Schafe auf der Feuchtwiese

Schafe auf der Feuchtwiese

Die Ziele der BI-NAT gingen jedoch über diesen konkreten Anlass hinaus. In einer programmatischen Erklärung hieß es:

„Wir verfolgen keine ökonomischen, sondern ökologische Ziele im Sinne einer ökologischen Verbesserung unserer Natur- und Kulturlandschaft. Übergeordnetes Ziel ist die Erhöhung unserer Lebensqualität durch die Sicherung unserer natürlichen Umwelt und Landschaft. Eintreten für einen menschenwürdigen und bewussten Umgang mit der Natur, d.h. Einsetzen für die Erhaltung (Sicherung) und Entwicklung von naturnahen Landschafts- und Naturbestandteilen. Wir wollen den Bürgern der Gemeinde Stolpe die Anliegen und Notwendigkeiten des Naturschutzes verdeutlichen, speziell als Prinzipien des vorsorglichen Handelns (Vorsorge für die Natur).“

Bibernelle vor ausgeblühtem Raps

Bibernelle vor ausgeblühtem Raps

Am 23. September 1993 kam es zu einer ersten öffentlichen Veranstaltung, an der 50 Bürgerinnen und Bürger teilnahmen. An diesem Abend wurden Unterschriften gesammelt, sowie Einsprüche gegen den Bebauungsplan Nr. 12 „Südliche Dorfstraße“ und andere Formen des Protestes vorbereitet. Es bildete sich eine kleine Kerntruppe heraus, die das operative Geschäft übernahm und in zahlreichen Sitzungen den Protest weiter vorantrieb.

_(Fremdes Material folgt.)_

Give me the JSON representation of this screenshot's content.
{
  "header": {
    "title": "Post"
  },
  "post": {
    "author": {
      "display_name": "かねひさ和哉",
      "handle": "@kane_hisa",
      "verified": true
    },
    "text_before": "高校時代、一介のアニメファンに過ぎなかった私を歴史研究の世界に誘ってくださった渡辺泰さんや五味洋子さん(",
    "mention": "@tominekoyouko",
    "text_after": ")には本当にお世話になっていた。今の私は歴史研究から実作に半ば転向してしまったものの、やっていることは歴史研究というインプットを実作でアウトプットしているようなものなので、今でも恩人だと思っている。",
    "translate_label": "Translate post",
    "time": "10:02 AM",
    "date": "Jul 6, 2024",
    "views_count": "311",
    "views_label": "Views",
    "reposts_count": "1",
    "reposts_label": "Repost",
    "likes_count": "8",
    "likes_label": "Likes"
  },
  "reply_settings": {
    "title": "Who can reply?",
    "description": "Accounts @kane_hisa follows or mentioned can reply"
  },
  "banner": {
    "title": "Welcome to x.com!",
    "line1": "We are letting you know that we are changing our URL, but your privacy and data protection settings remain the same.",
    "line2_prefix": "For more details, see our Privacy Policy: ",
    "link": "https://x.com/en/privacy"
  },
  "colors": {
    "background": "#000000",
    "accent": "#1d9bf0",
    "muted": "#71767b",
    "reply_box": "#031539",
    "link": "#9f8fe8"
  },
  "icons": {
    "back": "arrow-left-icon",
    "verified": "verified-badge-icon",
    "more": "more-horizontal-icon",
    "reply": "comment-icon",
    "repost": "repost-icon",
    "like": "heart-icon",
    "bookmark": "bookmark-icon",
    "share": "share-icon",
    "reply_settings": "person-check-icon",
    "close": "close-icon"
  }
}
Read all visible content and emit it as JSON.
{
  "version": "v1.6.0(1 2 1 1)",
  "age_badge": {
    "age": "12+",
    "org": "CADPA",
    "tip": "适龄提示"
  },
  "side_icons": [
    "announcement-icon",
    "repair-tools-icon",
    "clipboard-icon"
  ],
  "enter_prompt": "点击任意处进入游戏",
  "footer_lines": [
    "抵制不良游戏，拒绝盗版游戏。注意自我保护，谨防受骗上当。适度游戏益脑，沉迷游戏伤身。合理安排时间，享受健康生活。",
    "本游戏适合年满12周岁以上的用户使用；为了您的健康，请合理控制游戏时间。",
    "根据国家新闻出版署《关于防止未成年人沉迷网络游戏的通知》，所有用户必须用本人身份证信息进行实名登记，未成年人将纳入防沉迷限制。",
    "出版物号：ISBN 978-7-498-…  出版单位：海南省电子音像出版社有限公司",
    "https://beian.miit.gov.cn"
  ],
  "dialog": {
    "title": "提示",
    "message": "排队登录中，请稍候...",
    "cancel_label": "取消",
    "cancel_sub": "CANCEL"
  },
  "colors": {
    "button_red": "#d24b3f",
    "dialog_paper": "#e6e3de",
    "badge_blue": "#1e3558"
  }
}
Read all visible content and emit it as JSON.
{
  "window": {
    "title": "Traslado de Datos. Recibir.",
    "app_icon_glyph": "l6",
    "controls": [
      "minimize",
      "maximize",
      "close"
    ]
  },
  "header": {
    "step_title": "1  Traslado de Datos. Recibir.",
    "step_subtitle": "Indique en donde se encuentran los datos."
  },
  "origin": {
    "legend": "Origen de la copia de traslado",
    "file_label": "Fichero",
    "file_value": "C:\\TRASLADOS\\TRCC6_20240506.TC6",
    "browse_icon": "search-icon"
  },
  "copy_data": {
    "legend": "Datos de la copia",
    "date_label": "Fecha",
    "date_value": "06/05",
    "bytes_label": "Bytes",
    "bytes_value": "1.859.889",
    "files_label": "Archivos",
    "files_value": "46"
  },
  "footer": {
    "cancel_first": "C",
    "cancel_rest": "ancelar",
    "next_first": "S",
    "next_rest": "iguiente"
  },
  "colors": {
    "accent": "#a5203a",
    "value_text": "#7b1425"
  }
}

Öffentlicher Vertreter der BI-NAT Stolpe war der damalige örtliche Naturschutzbeauftragte Diplom-Biologe Dr. Hein-Arnold Steinborn.

Nachdem das Berliner Ehepaar Friedrich 1992 den Stolper See samt Mühlen-Ensemble gekauft hatte, entwickelte sich ein zweites Standbein der BI-NAT – das Eintreten für einen freien Zugang am Mühlenberg zum Stolper See. Das ehemals freie Gelände, welches Ortsansässige zum Baden nutzten, wurde mit Stacheldraht eingezäunt. Es herrschte allgemeine Empörung, sogar RTL regional berichtete vor Ort.

Alte Badewiese am Mühlenberg

Alte Badewiese am Mühlenberg

Aber es gab nicht nur Protest. Die aktiven Mitglieder BI-NAT bauten gemeinsam eine Korksammelstelle auf, die bis heute besteht, wenn auch an einem anderen Ort. Auch Hummelwohnheime wurden gebastelt, um einen Unterschlupf für die kleinen Flieger zu schaffen. Zusammen mit der Ökologischen Tischlerei Nettelau von Thomas Sievers wurden für die Dorfjugend Basteltage organisiert, an denen man Nistkästen und Vogelhäuser baute.

Die BI-NAT nahm am Dorffest  1996 mit einem Stand teil. Theresia Künstler zeigte ein selbst gedrehtes Video über Naturstandorte in Stolpe. Ein Aquarium mit einem Flusskrebs und anderen Kleinstbewohnern der Alten Schwentine am Mühlenberg wurde von den  beiden Biologen der BI-NAT erklärt.

Aquarium der BINAT

Aquarium der BINAT (Kieler Nahrichten vom 4.6.1996)

Ein unterhaltsamer und lehrsamer Nachmittag. Im folgenden Jahr beteiligte sich die BI-NAT mit einer Fotoausstellung über Tier-, Pflanzen- und Landschaftsaufnahmen aus dem Stolper Umland. Die Bilder entstanden auf Naturwanderungen, die von der BI-NAT organisiert wurden.

 

Nach einer sehr aktiven Zeit ergaben sich Widersprüche zwischen den Aktiven, ob der Ausrichtung der BI-NAT. Eine kleinere Gruppe wollte mit Maximalforderungen auftreten, während die Mehrzahl der aktiven Mitglieder eine verbindlichere Form der Arbeit wünschte.

Gegen Ende der 90er Jahre fanden keine weiteren Aktivitäten und Zusammenkünfte mehr statt, zudem Dr. Steinborn seinen Wohnsitz nach Süddeutschland verlegte.

Die BI-NAT existierte somit in Stolpe für ca. 6 Jahre.